O Livro de Receitas da vida aponta o caminho para planetas habitados

Betül Kaçar

A vida requer a repetição de reações químicas. A descrição dos tipos de reações e das condições necessárias para a repetição auto-sustentada – a chamada autocatálise – pode orientar a procura de vida noutros planetas

A vida num planeta distante – a existir – pode não se parecer nada com a vida na Terra. Mas há um número finito de ingredientes químicos na “despensa” do Universo e formas finitas de os misturar.

Uma equipa liderada por cientistas da Universidade de Wisconsin-Madison explorou essas limitações para escrever um “livro de receitas” com centenas de receitas químicas com potencial para dar origem a vida.

A sua lista de ingredientes poderá orientar a procura de vida noutros locais do Universo, indicando as condições mais prováveis – versões planetárias de técnicas de mistura, temperaturas de “forno” e tempos de “cozedura” – para que as receitas se concretizem.

O processo de progressão de ingredientes químicos básicos para os complexos ciclos de metabolismo e reprodução celular que definem a vida, dizem os investigadores, requer não só um início simples, mas também repetição.

“A origem da vida é, de facto, um processo de algo a partir do nada”, diz Betül Kaçar, astrobióloga financiada pela NASA e professora de bacteriologia na UW-Madison.

“Mas esse algo não pode acontecer apenas uma vez. A vida resume-se à química e às condições que podem gerar um padrão de reações auto-reprodutoras”, acrescenta.

As reações químicas que produzem moléculas que estimulam a repetição da mesma reação são designadas por reações autocatalíticas.

Num novo estudo, publicado esta semana na Journal of the American Chemical Society, Zhen Peng, investigador do laboratório de Kaçar, e colaboradores compilaram 270 combinações de moléculas – envolvendo átomos de todos os grupos e séries da tabela periódica – com potencial para autocatálise sustentada.

“Pensava-se que este tipo de reações era muito raro“, diz Kaçar. “Estamos a mostrar que, na verdade, estão longe de ser raras. Só é preciso procurar no sítio certo”.

Os investigadores centraram a sua pesquisa nas chamadas reações de comproporção.
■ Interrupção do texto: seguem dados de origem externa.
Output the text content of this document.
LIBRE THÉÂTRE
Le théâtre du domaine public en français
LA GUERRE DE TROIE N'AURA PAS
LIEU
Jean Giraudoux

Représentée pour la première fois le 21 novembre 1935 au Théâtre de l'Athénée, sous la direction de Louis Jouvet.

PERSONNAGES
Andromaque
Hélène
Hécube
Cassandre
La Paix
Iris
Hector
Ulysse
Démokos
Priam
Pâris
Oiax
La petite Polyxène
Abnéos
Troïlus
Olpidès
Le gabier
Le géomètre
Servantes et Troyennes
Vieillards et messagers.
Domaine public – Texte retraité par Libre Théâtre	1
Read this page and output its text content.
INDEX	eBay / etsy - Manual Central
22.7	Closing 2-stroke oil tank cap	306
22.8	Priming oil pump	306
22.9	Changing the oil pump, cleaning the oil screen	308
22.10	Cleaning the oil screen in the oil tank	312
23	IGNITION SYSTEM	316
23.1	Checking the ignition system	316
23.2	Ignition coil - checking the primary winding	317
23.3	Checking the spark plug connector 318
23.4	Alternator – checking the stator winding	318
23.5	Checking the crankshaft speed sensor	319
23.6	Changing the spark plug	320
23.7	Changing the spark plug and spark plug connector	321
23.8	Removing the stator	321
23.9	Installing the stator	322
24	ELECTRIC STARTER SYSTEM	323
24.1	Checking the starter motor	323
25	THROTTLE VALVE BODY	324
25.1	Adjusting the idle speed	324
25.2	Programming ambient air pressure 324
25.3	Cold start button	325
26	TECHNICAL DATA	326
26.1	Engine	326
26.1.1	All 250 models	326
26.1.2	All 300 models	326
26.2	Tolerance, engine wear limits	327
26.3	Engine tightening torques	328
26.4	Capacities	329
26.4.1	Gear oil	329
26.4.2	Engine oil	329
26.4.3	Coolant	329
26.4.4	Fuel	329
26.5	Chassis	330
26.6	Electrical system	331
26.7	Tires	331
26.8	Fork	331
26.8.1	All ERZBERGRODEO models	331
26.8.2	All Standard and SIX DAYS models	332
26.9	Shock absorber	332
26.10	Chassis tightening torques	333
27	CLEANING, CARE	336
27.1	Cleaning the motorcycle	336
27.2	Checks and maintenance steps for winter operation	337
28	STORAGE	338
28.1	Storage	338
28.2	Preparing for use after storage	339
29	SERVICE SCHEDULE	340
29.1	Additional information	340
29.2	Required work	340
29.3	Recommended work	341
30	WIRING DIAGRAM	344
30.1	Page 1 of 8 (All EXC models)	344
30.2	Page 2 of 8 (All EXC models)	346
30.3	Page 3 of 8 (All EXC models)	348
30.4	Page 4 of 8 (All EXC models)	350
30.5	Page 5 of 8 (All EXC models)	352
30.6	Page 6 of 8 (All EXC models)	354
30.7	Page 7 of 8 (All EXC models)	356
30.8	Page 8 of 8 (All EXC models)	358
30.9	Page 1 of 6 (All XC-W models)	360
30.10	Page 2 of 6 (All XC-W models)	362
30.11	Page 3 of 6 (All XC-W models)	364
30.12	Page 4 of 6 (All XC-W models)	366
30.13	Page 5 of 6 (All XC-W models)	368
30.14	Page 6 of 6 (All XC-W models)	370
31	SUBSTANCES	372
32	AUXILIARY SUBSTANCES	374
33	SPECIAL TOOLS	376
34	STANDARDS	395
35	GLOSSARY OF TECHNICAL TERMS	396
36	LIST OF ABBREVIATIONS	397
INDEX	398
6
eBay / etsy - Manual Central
Nestas reações, dois compostos que incluem o mesmo elemento com diferentes números de eletrões, ou estados reativos, combinam-se para criar um novo composto em que o elemento se encontra no meio dos estados reativos iniciais.

Para ser autocatalítico, o resultado da reação também precisa de fornecer materiais iniciais para que a reação ocorra novamente, de modo que o output se torne um novo input, diz Zach Adam, coautor do estudo e geocientista da UW-Madison que estuda as origens da vida na Terra.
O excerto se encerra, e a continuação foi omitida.